On october 1st I wrote:
"The Coke Light man (see picture) doesn't come at 11:30 here either. He just rushed in ten minutes ago. It was a mousy skinny type of cokelightman, with a tattoo (possible redeeming feature, but not in this case). This specimen did not cause me to giggle in elevators or whatever happens in the commercial. I strongly suspected him to be on speed. So there you have it: I start working in the dead of night, and my cokelightman is actually an unattractive drug addict (here he comes again now, btw) who comes prematurely. I shall mail the Coca Cola Company about this later today."

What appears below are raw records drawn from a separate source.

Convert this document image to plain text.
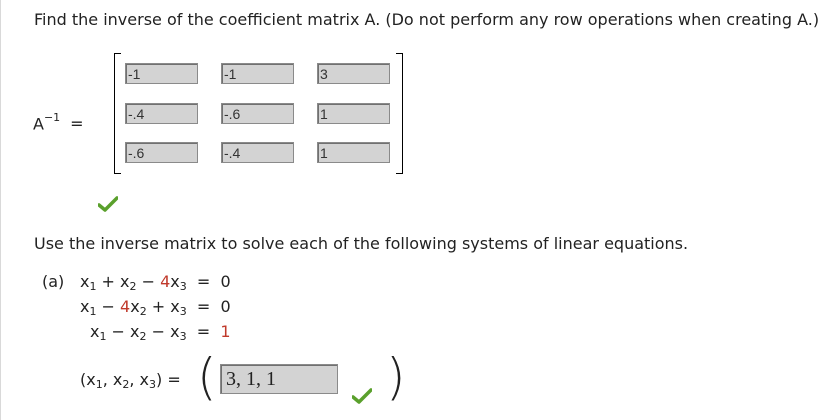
Find the inverse of the coefficient matrix A. (Do not perform any row operations when creating A.)
$A^{-1}$ =
-1	-1	3
-.4	-.6	1
-.6	-.4	1
Use the inverse matrix to solve each of the following systems of linear equations.
(a) $x_1 + x_2 - 4x_3 = 0$
$x_1 - 4x_2 + x_3 = 0$
$x_1 - x_2 - x_3 = 1$
($x_1$, $x_2$, $x_3$) = ( 3, 1, 1	)
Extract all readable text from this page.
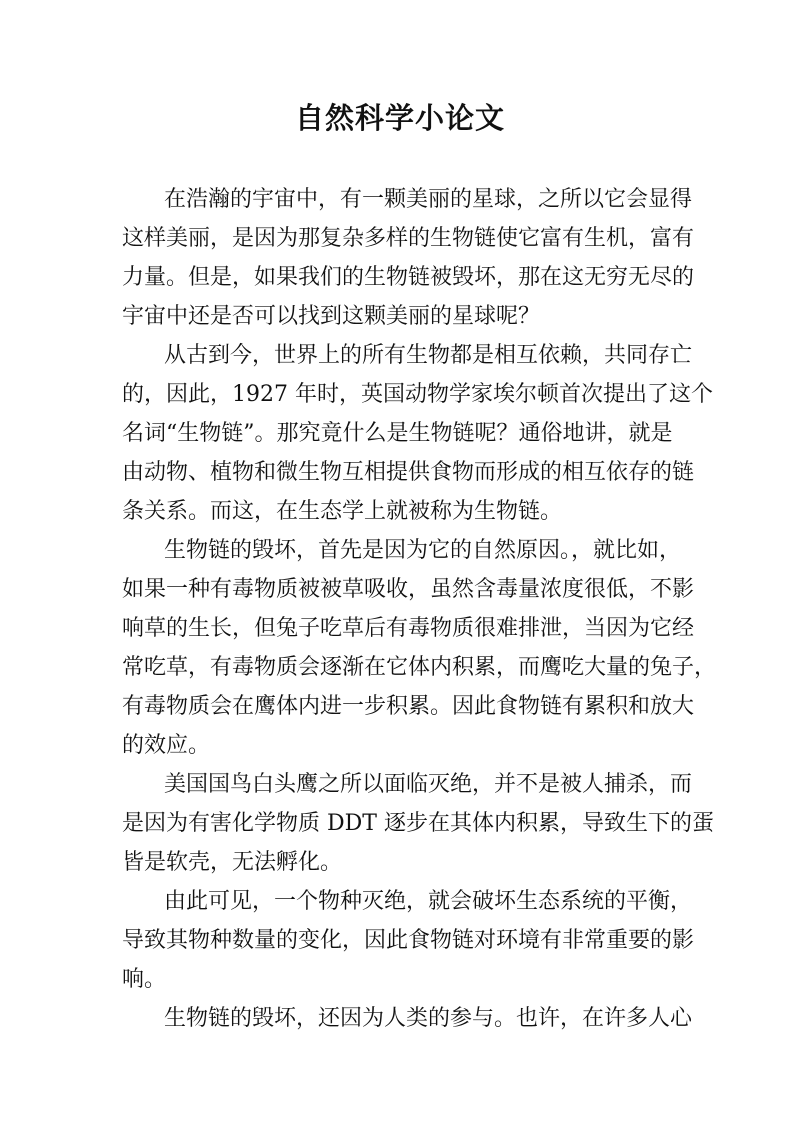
自然科学小论文
在浩瀚的宇宙中，有一颗美丽的星球，之所以它会显得
这样美丽，是因为那复杂多样的生物链使它富有生机，富有
力量。但是，如果我们的生物链被毁坏，那在这无穷无尽的
宇宙中还是否可以找到这颗美丽的星球呢？
从古到今，世界上的所有生物都是相互依赖，共同存亡
的，因此，1927 年时，英国动物学家埃尔顿首次提出了这个
名词“生物链”。那究竟什么是生物链呢？通俗地讲，就是
由动物、植物和微生物互相提供食物而形成的相互依存的链
条关系。而这，在生态学上就被称为生物链。
生物链的毁坏，首先是因为它的自然原因。，就比如，
如果一种有毒物质被被草吸收，虽然含毒量浓度很低，不影
响草的生长，但兔子吃草后有毒物质很难排泄，当因为它经
常吃草，有毒物质会逐渐在它体内积累，而鹰吃大量的兔子，
有毒物质会在鹰体内进一步积累。因此食物链有累积和放大
的效应。
美国国鸟白头鹰之所以面临灭绝，并不是被人捕杀，而
是因为有害化学物质 DDT 逐步在其体内积累，导致生下的蛋
皆是软壳，无法孵化。
由此可见，一个物种灭绝，就会破坏生态系统的平衡，
导致其物种数量的变化，因此食物链对环境有非常重要的影
响。
生物链的毁坏，还因为人类的参与。也许，在许多人心
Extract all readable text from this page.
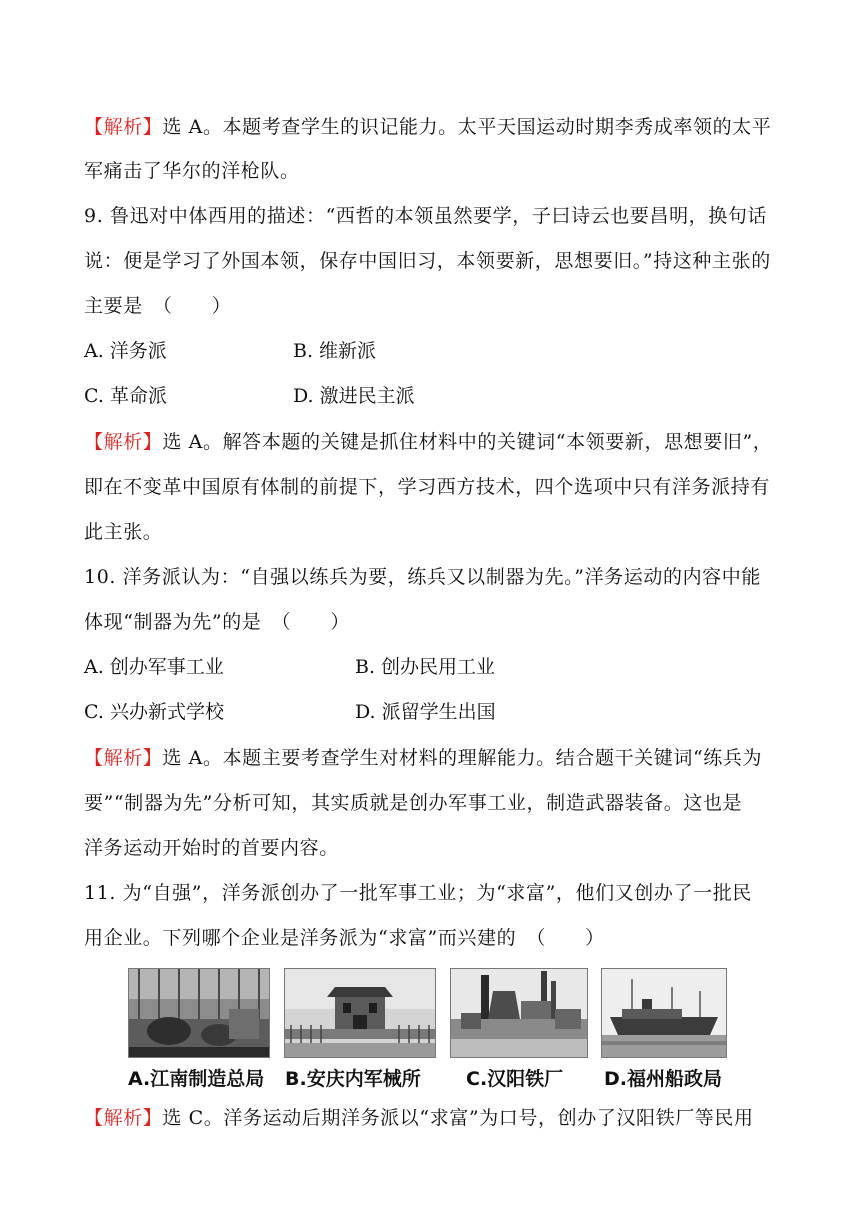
【解析】选 A。本题考查学生的识记能力。太平天国运动时期李秀成率领的太平
军痛击了华尔的洋枪队。
9. 鲁迅对中体西用的描述：“西哲的本领虽然要学，子曰诗云也要昌明，换句话
说：便是学习了外国本领，保存中国旧习，本领要新，思想要旧。”持这种主张的
主要是　（　　）
A. 洋务派	B. 维新派
C. 革命派	D. 激进民主派
【解析】选 A。解答本题的关键是抓住材料中的关键词“本领要新，思想要旧”，
即在不变革中国原有体制的前提下，学习西方技术，四个选项中只有洋务派持有
此主张。
10. 洋务派认为：“自强以练兵为要，练兵又以制器为先。”洋务运动的内容中能
体现“制器为先”的是　（　　）
A. 创办军事工业	B. 创办民用工业
C. 兴办新式学校	D. 派留学生出国
【解析】选 A。本题主要考查学生对材料的理解能力。结合题干关键词“练兵为
要”“制器为先”分析可知，其实质就是创办军事工业，制造武器装备。这也是
洋务运动开始时的首要内容。
11. 为“自强”，洋务派创办了一批军事工业；为“求富”，他们又创办了一批民
用企业。下列哪个企业是洋务派为“求富”而兴建的　（　　）
A.江南制造总局 B.安庆内军械所 C.汉阳铁厂 D.福州船政局
【解析】选 C。洋务运动后期洋务派以“求富”为口号，创办了汉阳铁厂等民用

I still suspect him of being on speed, and he hasn't mystically turned into Alan Rickman either (just my luck, btw), but he just brought me coffee. Glorious coffee. Sugar, no milk, no charge. So he has now been upgraded to a plain-but-nice-anyway drug addict who comes right on time. Perhaps I shall go giggle in an elevator just a little bit. After all, tomorrow is my last day on this job, so I might as well start (yes, start) behaving strangely...
P.S.: It has come to my attention that none of you have posted any comments since november the 26th, when I posted the Haveyoureadmyblogyet-whyIdon'tevenfindyouinterestinginperson cartoon. Very funny. But you can stop it now. :-) (I even voted on the last poll trice, 'cause it would look damn pathetic if I didn't... sad, isn't it?)